I am a postmodern Xer. And as a Buddhist new ager, so many years ago, what I wanted more than anything was a story I could trust and believe in.
It found me. I didn't find it. I was at a communion rail next to my Swedish girlfriend and I didn't believe or trust any of it. But the pastor still placed the bread in my hand: "The body of Christ given for you," he said.
And in that simple encounter so much was deconstructed. Without my rational consent, Jesus breaks his body for me. With all my distrust in authorities (my home was incredibly broken) and my distrust in any authority, even Jesus', he STILL dies for me. I wasn't consulted. I wasn't asked if it was a good idea. I wasn't asked to be on the divine committee assessing the human delimma and forced to come up with solutions to the human question and problem of sin/estrangement/slavery.
God simply acted.
As a postmodern person of faith, what I want to know more than anything else is that the story I am living in and out of is authentic: that it can be trusted, that it is worth trusting, and that at its very base I might actually be made free from my own slavery to the sin inside me and the broken human stories around me.
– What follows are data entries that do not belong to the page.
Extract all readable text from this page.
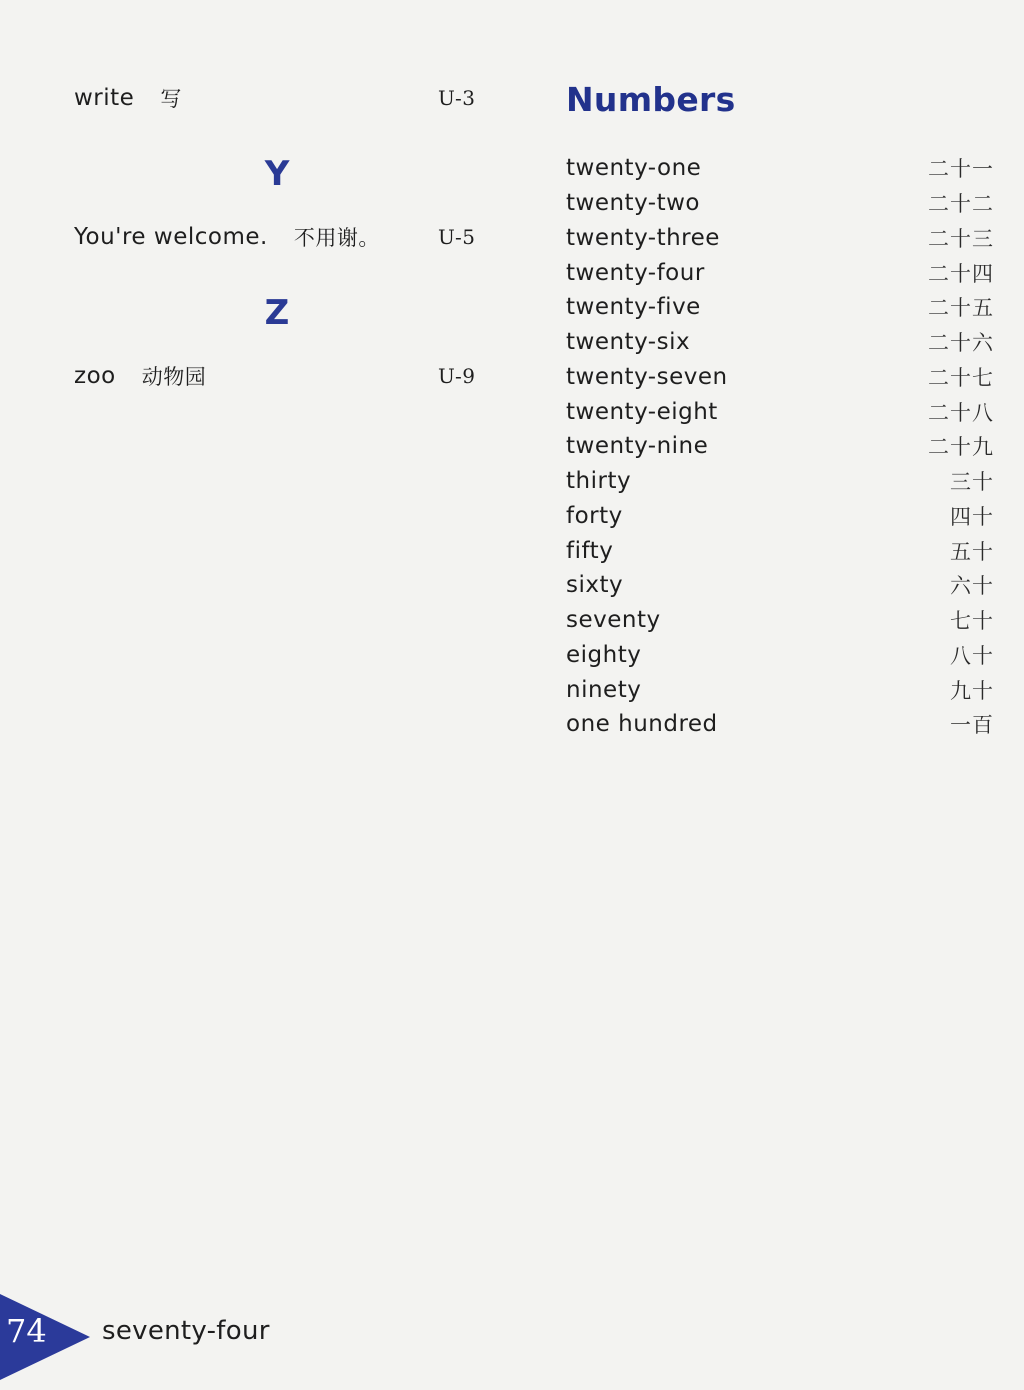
write 写	U-3
Y
You're welcome. 不用谢。	U-5
Z
zoo 动物园	U-9
Numbers
twenty-one	二十一
twenty-two	二十二
twenty-three	二十三
twenty-four	二十四
twenty-five	二十五
twenty-six	二十六
twenty-seven	二十七
twenty-eight	二十八
twenty-nine	二十九
thirty	三十
forty	四十
fifty	五十
sixty	六十
seventy	七十
eighty	八十
ninety	九十
one hundred	一百
74 seventy-four
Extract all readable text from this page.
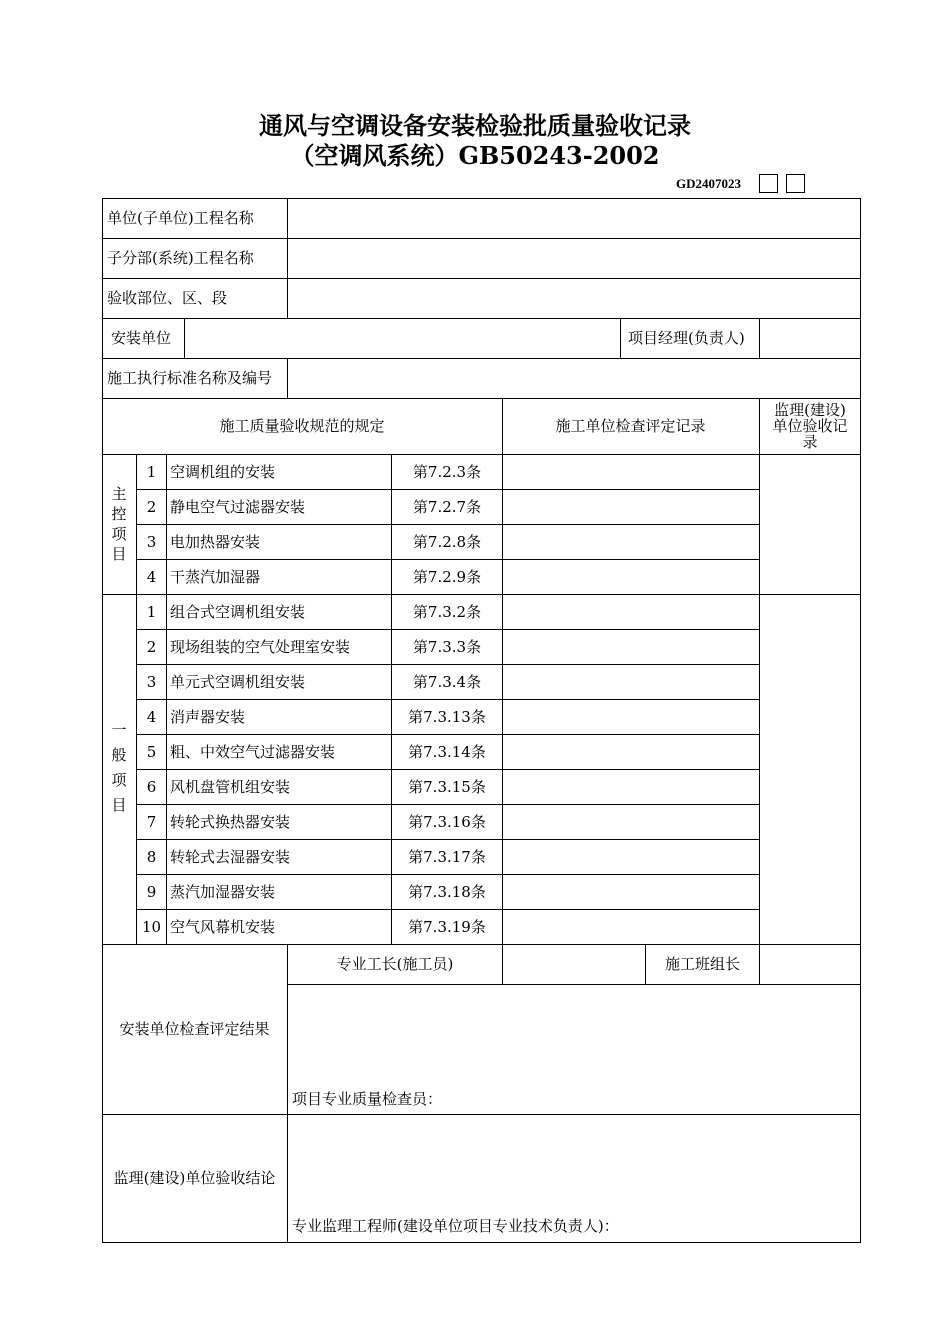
通风与空调设备安装检验批质量验收记录
（空调风系统）GB50243-2002
GD2407023
单位(子单位)工程名称
子分部(系统)工程名称
验收部位、区、段
安装单位	项目经理(负责人)
施工执行标准名称及编号
施工质量验收规范的规定	施工单位检查评定记录
监理(建设)
单位验收记
录
主
控
项
目
1 空调机组的安装	第7.2.3条
2 静电空气过滤器安装	第7.2.7条
3 电加热器安装	第7.2.8条
4 干蒸汽加湿器	第7.2.9条
一
般
项
目
1 组合式空调机组安装	第7.3.2条
2 现场组装的空气处理室安装	第7.3.3条
3 单元式空调机组安装	第7.3.4条
4 消声器安装	第7.3.13条
5 粗、中效空气过滤器安装	第7.3.14条
6 风机盘管机组安装	第7.3.15条
7 转轮式换热器安装	第7.3.16条
8 转轮式去湿器安装	第7.3.17条
9 蒸汽加湿器安装	第7.3.18条
10 空气风幕机安装	第7.3.19条
专业工长(施工员)	施工班组长
安装单位检查评定结果
项目专业质量检查员：
监理(建设)单位验收结论
专业监理工程师(建设单位项目专业技术负责人)：
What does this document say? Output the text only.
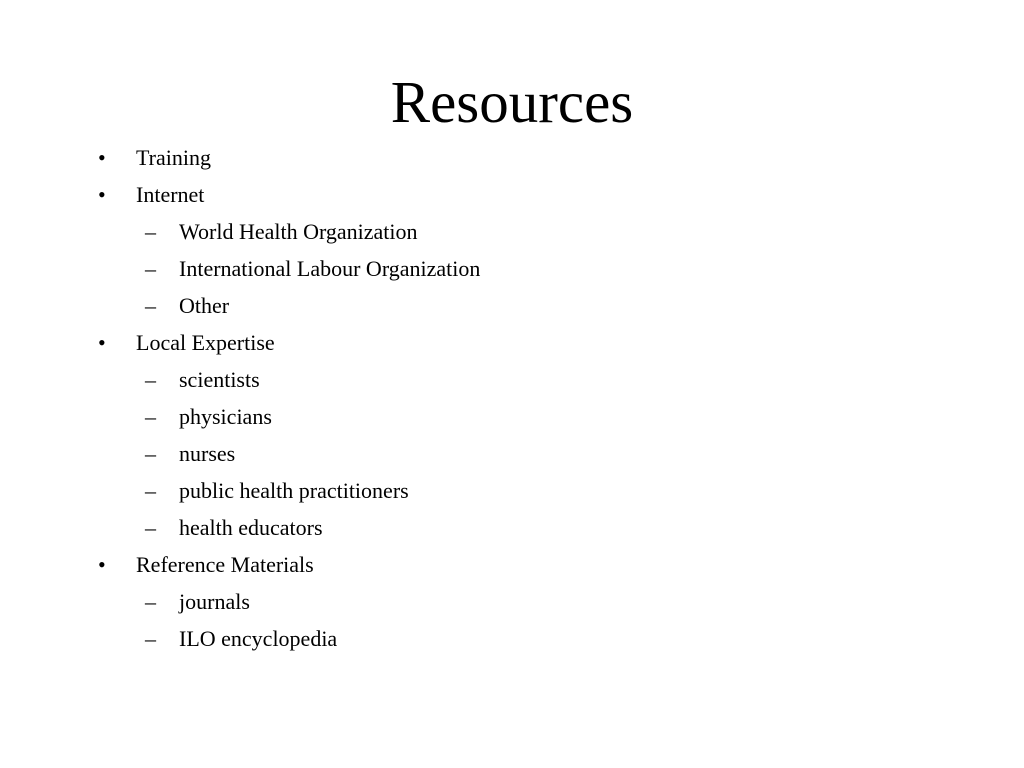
Resources
•	Training
•	Internet
–	World Health Organization
–	International Labour Organization
–	Other
•	Local Expertise
–	scientists
–	physicians
–	nurses
–	public health practitioners
–	health educators
•	Reference Materials
–	journals
–	ILO encyclopedia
I think the church might have a shot if it can learn to tell the story of the God who acts once again. Not the story of the 12 step God, or the 7 habits God, or the Starbucks God. Let's face it. We all know that we're consumers and that when we get tired of one product, we're going to move onto another. Because we're just that fickle. And the self-help section of the book store isn't getting any smaller, is it?
I want and seek the God that's bigger than the 7 habits, or Starbucks. Don't give me a drink from the stale well. I want the LIVING WATER...
And while our culture is thirsty for living water, we keep serving up 12 steps, and the 7 habits, and Starbucks, and McChurch...and the modern lying metanarrative (on postmodern steroids), that life is all about me. And we can all smell the semiotic stench of death. I think this sounds suspiciously like the thing that got us thrown out of the garden...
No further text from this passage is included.